Reputation: 17020
I am trying to test changes to an AWS API Gateway. Currently, our AWS API Gateway has the following path setup:
ANY /{proxy+}
This path routes to the backend integration which is an Elastic Container Service. The ECS service has hundreds of controllers for various business needs. A typical call would look somethiung like this:
GET /api/controller/1
Currently, there is a single API Gateway route with a greedy variable to handle all of the requests:
ANY /{proxy+}
I would like to setup a new endpoint called /test which maps directly to the above endpoints. The gateway should strip the /test base path and pass the altered path to the integration.

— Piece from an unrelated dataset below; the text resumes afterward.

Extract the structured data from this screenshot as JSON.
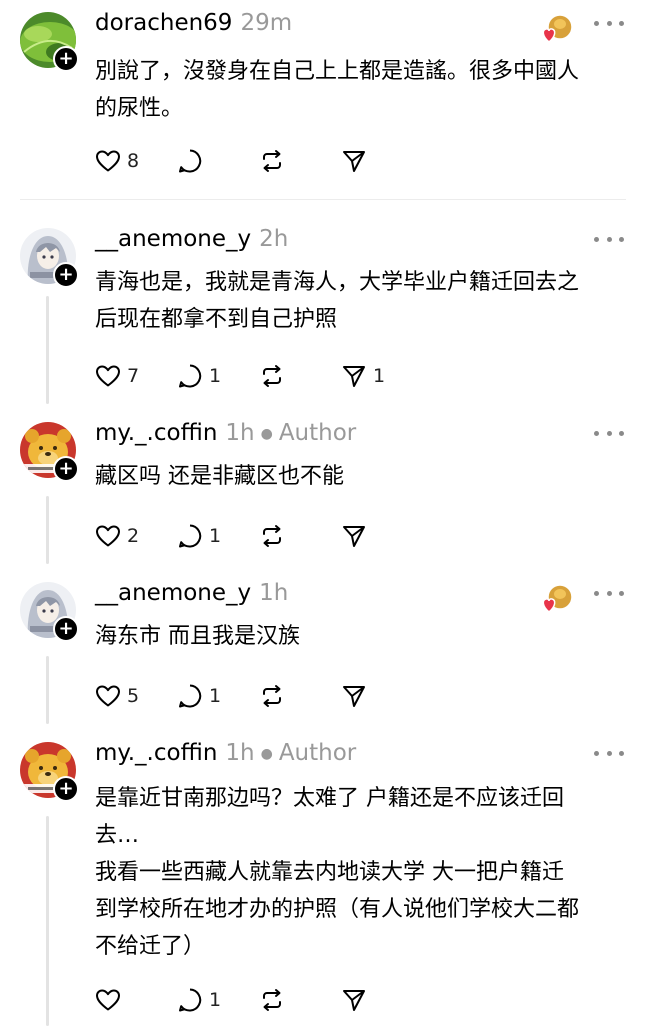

For example, if the following request is sent to the API Gateway, and it hits the new test endpoint:
GET /test/api/controller/1
I want this call to strip the /test base path and forward the query with the replaced path:
GET /api/controller/1
I created a separate route and set this to go to the same integration:
ANY /test/{proxy+}
I have configured the same integration for this route. I have not figured out how to strip the /test base path from the request before sending it to the integration. Is there a way to strip a base path seamlessly from incoming requests?

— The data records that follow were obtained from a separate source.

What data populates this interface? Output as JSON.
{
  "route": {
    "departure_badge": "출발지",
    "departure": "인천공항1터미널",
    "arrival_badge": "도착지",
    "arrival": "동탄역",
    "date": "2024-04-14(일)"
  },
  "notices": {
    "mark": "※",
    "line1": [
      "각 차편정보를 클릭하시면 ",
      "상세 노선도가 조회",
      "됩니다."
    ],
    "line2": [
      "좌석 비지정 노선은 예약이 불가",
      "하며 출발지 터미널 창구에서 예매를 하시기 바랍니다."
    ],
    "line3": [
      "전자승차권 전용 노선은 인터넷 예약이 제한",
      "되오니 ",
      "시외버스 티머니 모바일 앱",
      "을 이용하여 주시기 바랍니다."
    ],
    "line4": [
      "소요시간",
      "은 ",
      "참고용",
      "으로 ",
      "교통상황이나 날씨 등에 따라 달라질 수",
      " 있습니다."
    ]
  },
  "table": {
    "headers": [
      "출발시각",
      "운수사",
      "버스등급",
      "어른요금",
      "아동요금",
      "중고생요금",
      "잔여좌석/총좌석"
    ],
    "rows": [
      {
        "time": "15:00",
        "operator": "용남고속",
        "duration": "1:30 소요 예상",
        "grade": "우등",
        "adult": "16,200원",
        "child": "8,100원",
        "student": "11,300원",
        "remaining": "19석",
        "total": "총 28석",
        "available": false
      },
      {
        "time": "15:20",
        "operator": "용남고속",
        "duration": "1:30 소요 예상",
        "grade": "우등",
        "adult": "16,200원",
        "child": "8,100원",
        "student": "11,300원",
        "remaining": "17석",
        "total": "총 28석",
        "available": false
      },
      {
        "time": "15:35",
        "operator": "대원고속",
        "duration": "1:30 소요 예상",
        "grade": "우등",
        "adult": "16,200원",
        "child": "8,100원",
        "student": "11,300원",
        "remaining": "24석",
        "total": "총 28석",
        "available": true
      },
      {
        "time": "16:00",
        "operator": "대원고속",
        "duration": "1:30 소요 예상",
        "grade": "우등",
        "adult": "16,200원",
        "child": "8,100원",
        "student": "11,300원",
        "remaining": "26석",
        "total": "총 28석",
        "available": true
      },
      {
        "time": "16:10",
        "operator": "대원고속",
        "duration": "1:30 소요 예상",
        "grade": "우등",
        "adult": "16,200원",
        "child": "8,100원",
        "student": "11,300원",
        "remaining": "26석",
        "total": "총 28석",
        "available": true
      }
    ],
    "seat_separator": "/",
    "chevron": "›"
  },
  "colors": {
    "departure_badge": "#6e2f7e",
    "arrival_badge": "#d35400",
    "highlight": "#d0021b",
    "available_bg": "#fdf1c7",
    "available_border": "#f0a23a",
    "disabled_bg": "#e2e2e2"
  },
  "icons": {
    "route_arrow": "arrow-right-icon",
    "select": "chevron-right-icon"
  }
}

I would prefer to use the AWS API Gateway UI, if possible. It seems like this should be possible with parameter mappings, for example, but I have not yet figured out how to make it happen.
Upvotes: 4
Views: 2052
Reputation: 21
I am using AWS API Gateway's HTTP API, and I'm looking for a way to override route keys similar to what you're doing. I have solved the issue using this approach: by overwriting the request path with "proxy," I can pass the non-route path as an integrated endpoint.